Neoantigen-specific CD8 T cells with high structural avidity preferentially reside in and eliminate tumors
The success of cancer immunotherapy depends in part on the strength of antigen recognition by T cells. Here, we characterize the T cell receptor (TCR) functional (antigen sensitivity) and structural (monomeric pMHC-TCR off-rates) avidities of 371 CD8 T cell clones specific for neoantigens, tumor-associated antigens (TAAs) or viral antigens isolated from tumors or blood of patients and healthy donors. T cells from tumors exhibit stronger functional and structural avidity than their blood counterparts. Relative to TAA, neoantigen-specific T cells are of higher structural avidity and, consistently, are preferentially detected in tumors. Effective tumor infiltration in mice models is associated with high structural avidity and CXCR3 expression.

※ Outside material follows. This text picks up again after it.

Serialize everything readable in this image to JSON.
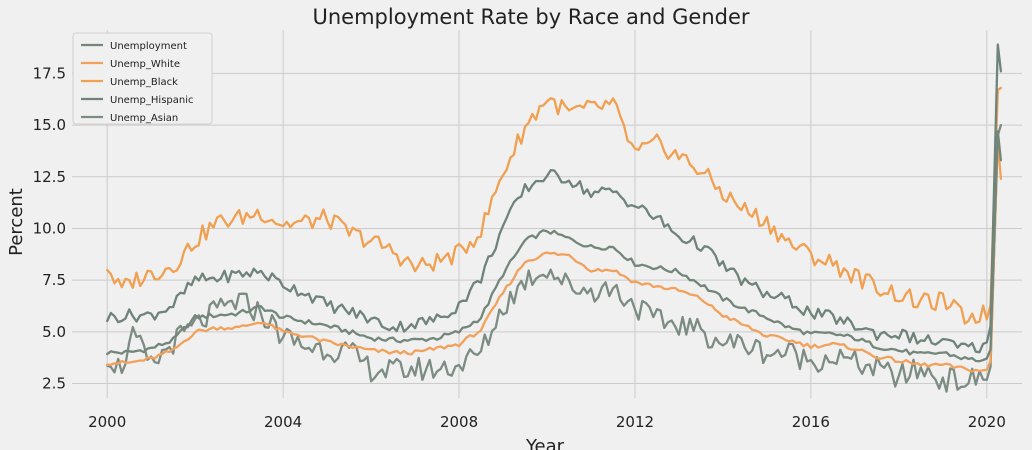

Based on TCR biophysicochemical properties, we derive and apply an in silico model predicting TCR structural avidity and validate the enrichment in high avidity T cells in patients’ tumors. These observations indicate a direct relationship between neoantigen recognition, T cell functionality and tumor infiltration. These results delineate a rational approach to identify potent T cells for personalized cancer immunotherapy. Tumor neoantigens versus tumor-associated antigens may have different functions in antitumor immunity depending on the strength of antigen recognition. Here the authors characterize CD8 T cell clones specific for TAA, neoantigens or viral antigens isolated from tumor and blood and show that neoantigen-specific clones have a higher structural avidity than TAA-specific ones and preferentially infiltrate tumors.